Nurse's Role in Therapeutic Hypothermia

Nursing Students Student Assist

Published

Hello everyone,

I am new to this site so please be patient with me. I am a senior in nursing school and I am taking an online Research class. Our group is doing research on the role that nurses have during Therapeutic Hypothermia. We need articles that are written by nurses. I was hoping that we could get some input from everyone, because we are so lost. Our research question is, What methods used for cooling during therapeutic hypothermia provide the fastest recovery? We found plenty of medical data, but we have not been able to find anything that has to do with data collected by nurses.

Thank you so much for your time!!!!

-Travis

I don't know about any research publications, but we use either the arctic sun hypothermia machine or the blanketrol. Both are pretty similar. We put the temp probe in their esophagus or rectum, wrap the water cooling blankets on their head, thorax and legs and the machine basically does all the work.

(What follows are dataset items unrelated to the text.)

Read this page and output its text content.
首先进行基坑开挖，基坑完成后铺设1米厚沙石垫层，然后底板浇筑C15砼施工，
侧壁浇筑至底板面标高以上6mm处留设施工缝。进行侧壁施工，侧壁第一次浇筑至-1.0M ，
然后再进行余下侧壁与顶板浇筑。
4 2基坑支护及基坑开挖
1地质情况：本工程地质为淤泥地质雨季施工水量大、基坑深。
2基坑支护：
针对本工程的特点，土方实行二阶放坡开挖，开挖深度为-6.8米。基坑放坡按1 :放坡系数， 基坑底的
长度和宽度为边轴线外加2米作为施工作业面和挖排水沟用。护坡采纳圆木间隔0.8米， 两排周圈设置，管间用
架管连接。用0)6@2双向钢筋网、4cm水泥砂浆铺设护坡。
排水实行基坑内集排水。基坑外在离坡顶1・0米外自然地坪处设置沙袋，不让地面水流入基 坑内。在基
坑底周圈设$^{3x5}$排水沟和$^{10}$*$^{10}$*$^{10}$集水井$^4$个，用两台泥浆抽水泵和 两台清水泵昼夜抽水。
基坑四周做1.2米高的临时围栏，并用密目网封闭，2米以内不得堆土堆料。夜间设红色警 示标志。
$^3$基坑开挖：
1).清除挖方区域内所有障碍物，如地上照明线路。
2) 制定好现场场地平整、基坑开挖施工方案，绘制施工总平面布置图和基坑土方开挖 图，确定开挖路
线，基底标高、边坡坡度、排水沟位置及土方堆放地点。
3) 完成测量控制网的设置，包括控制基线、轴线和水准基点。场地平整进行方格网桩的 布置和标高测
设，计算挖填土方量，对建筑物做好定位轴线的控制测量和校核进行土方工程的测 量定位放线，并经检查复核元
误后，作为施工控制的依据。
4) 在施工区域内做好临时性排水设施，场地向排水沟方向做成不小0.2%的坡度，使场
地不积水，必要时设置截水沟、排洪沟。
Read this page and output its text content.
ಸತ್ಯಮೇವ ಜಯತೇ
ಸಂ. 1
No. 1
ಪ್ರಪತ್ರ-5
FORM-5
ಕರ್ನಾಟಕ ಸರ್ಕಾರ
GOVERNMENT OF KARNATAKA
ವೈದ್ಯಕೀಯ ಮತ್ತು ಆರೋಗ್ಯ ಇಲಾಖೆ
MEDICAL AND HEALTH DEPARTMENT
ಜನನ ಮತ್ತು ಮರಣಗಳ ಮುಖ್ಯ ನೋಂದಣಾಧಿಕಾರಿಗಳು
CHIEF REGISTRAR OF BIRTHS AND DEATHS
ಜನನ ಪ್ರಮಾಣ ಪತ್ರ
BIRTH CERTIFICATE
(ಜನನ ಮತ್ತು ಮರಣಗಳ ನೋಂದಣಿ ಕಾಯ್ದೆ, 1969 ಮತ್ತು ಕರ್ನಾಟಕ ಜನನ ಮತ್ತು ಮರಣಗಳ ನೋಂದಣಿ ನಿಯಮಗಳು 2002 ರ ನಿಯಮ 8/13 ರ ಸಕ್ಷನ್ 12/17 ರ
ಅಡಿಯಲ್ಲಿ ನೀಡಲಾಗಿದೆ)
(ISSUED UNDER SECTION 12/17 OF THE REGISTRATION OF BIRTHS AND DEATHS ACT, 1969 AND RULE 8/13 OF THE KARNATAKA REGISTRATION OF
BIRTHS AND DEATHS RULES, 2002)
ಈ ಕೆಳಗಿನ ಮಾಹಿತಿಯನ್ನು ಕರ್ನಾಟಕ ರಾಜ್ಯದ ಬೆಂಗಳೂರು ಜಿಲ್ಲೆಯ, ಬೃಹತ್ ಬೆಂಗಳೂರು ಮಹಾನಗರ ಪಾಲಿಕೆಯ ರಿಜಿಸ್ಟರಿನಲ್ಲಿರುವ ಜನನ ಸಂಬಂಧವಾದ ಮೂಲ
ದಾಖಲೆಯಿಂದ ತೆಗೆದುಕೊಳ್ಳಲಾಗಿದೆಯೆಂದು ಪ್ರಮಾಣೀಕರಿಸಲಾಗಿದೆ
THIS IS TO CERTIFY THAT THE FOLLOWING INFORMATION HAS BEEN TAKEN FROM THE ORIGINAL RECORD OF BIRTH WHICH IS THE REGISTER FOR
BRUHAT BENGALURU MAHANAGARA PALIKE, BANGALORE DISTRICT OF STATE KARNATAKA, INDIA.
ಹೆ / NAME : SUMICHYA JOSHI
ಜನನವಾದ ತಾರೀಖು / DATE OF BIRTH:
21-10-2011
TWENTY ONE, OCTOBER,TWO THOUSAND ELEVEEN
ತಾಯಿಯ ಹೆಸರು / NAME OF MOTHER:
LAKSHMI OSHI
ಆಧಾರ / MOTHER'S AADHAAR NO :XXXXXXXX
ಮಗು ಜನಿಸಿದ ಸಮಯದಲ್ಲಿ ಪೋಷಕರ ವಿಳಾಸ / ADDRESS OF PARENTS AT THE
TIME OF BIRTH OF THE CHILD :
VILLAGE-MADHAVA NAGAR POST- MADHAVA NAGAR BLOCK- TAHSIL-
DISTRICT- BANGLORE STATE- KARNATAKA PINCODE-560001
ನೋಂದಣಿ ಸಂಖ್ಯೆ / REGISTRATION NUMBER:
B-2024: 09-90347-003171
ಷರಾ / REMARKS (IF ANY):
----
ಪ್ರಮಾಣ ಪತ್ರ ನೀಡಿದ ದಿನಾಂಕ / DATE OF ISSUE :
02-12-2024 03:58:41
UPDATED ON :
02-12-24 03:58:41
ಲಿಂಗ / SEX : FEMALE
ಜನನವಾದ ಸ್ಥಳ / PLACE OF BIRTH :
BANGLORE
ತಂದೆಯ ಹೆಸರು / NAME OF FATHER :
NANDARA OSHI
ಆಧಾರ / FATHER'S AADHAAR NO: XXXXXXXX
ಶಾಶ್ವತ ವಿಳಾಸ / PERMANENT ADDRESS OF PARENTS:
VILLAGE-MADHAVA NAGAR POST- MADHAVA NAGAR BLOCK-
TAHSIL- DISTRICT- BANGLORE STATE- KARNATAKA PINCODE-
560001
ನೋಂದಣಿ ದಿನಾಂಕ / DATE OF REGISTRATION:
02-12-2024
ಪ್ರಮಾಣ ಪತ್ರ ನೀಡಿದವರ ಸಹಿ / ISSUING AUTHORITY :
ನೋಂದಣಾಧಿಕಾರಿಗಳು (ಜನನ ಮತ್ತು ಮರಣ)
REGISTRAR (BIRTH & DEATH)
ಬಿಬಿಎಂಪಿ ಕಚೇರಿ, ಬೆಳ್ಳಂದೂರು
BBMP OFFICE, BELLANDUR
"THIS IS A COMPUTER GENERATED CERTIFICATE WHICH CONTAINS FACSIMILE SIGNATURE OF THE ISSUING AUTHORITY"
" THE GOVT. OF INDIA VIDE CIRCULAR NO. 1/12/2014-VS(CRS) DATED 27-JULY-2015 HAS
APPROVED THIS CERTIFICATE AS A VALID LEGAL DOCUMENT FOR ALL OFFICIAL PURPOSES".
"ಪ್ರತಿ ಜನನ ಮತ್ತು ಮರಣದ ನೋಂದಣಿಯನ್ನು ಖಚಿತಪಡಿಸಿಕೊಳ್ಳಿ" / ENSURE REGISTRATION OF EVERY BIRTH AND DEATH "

Specializes in Critical Care, ED, Cath lab, CTPAC,Trauma.

Welcome to AN! The largest online nursing community!

moved to nursing student assistance for best response.

Suggestions:

Call the manufacturer's reps for a few of the systems and ask them for papers. They have lots of them.

Ask your college librarians if they have a membership to EBSCO, an indexing service, and look in their CINAHL, the Cumulative Index of Nursing and Allied Health Literature.

Read up on some of the general hypothermia literature so you can get some ideas on complications of hypothermia, which should get you thinking about the things nurses would watch-- labs chiefly, esp pH and bleeding (HINT HINT)-- and therefore things to manage. You might find more in the ER literature than you think.

Do not limit yourself to the last 5 years of literature, even though your faculty probably told you (erroneously as it turns out) that only recent stuff is worth spit. As it turns out, open heart surg ran people hypothermic and returned them to the ICU chilly (like 35ºC or less) for years before somebody figured out that many of them do better if you warm them up to close to normothermic before you take them off bypass. So look at some of the older open heart nursing lit too.

Specializes in NICU, PICU, PACU.

You can look neonatal and adult info. For infants, some only do head cooling, others do total body cooling. There is a difference in outcomes with these.